A collaboration between Stuart Parkin's group at the Max Planck Institute of Microstructure Physics in Halle (Saale) and Claudia Felser's group at the Max Planck Institute for Chemical Physics of Solids in Dresden has realized a fundamentally new way to control quantum particles in solids.
Writing in Nature (“A chiral fermionic valve driven by quantum geometry”), the researchers report the experimental demonstration of a chiral fermionic valve – a device that spatially separates quantum particles of opposite chirality using quantum geometry alone, without magnetic fields or magnetic materials.
The work was driven by Anvesh Dixit, a PhD student in Parkin' group in Halle, and the first author of the study, who designed, fabricated, and measured the mesoscopic devices that made the discovery possible. “This project was only possible because we could combine materials with exceptional topological quality and transport experiments at the mesoscopic quantum limit,” says Anvesh Dixit. “Seeing chiral fermions separate and interfere purely due to quantum geometry is truly exciting.”
Quantum Geometry as a New Control Principle
Chiral fermions – quantum particles distinguished by their handedness – are central to topological quantum materials and promised applications in ultra-low-power electronics, spintronics, and quantum information.
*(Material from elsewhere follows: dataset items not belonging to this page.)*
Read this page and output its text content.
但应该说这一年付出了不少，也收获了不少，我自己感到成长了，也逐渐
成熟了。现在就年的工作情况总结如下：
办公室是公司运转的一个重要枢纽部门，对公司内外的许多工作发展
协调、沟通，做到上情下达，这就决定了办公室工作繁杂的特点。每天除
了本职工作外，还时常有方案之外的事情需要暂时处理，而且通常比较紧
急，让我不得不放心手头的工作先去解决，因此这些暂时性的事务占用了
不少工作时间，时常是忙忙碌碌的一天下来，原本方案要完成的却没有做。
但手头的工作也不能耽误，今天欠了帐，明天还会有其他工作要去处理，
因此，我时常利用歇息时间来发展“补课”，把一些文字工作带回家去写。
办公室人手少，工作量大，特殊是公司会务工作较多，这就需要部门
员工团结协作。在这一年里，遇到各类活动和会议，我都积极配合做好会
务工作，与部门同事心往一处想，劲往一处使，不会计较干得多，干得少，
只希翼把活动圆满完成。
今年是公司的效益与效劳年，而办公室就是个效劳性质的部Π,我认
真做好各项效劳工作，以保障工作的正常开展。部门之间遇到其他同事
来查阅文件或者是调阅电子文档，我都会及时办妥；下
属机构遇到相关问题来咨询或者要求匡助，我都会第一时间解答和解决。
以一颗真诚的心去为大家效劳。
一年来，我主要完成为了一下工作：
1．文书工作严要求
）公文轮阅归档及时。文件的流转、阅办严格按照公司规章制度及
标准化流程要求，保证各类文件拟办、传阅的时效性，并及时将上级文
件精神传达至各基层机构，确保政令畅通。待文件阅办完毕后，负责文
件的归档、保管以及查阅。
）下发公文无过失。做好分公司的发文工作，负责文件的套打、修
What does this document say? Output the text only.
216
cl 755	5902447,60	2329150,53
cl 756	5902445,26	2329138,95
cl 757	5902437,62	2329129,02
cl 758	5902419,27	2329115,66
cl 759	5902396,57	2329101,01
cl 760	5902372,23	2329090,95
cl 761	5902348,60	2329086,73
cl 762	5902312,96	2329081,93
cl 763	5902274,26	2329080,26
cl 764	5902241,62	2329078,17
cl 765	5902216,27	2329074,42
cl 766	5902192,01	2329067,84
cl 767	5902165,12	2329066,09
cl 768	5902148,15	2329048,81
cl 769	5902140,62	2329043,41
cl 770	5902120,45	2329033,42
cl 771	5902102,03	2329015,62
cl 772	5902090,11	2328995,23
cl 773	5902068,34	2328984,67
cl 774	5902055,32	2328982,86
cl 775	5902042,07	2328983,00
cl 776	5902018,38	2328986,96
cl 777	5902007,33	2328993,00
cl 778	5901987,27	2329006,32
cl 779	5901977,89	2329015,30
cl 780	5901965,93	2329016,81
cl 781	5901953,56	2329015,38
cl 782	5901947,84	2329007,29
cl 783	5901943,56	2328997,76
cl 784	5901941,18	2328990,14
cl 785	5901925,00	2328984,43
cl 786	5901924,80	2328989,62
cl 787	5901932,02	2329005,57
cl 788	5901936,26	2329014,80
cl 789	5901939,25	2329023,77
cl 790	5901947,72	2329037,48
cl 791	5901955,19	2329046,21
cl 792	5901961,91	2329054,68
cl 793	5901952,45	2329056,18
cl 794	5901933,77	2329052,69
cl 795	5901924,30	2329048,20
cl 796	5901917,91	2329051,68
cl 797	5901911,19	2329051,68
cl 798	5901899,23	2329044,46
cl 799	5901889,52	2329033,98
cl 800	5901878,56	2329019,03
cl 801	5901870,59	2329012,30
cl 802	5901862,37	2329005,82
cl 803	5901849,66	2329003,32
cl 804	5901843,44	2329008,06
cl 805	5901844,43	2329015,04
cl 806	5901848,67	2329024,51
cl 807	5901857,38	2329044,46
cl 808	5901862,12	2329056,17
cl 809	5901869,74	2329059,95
Until now, controlling chiral fermions has required strong magnetic fields or magnetic doping, which severely limits practical device concepts.
In this work, the researchers show that quantum geometry, a fundamental property of electronic wave functions, can instead be used as the control knob. High-quality single crystals of the homochiral topological semimetal PdGa, synthesized by Felser's group in Dresden, host multifold fermions with large and opposite Chern numbers. When an electric current is applied, the non-trivial quantum geometry of these bands generates chirality-dependent anomalous velocities. By micro-structuring PdGa crystals into three-arm devices, Dixit and colleagues demonstrated that fermions of opposite chirality are deflected into different arms, while trivial charge carriers are filtered out.
“This is a new electronic functionality,” explains Stuart Parkin. “Just as transistors control charge and spin valves control spin, this device controls fermionic chirality—a degree of freedom that has so far been inaccessible in electronics.”
Current-Induced Magnetization and Quantum Interference
The separated chiral currents were shown to carry orbital magnetizations of opposite sign, generated dynamically by the electric current itself. Crucially, these currents remain phase coherent over mesoscopic distances exceeding 15 micrometers.
Using a Mach–Zehnder interferometer carved directly from PdGa, the team observed quantum interference of chiral currents, even in zero external magnetic field – demonstrating coherent quantum transport of topological quasiparticles in a realistic device geometry.
“This beautifully illustrates how quantum materials can host entirely new device principles,” says Claudia Felser. “Here, quantum geometry replaces magnetism as the functional element.” Toward Chiral Quantum Electronics
The demonstrated chiral fermionic valve establishes three key capabilities:
Spatial separation of chiral fermions into Chern-number-polarized states
Electrical control of current-induced orbital magnetization, including its polarity
A tunable platform for quantum interference of chiral quasiparticles
Because the effect does not rely on magnetic fields, magnetic order, or electrostatic gating, it is broadly applicable to an extended family of homochiral and multifold topological materials.
The results open a pathway toward chiral quantum electronics, where information is encoded and processed using the handedness of quantum states.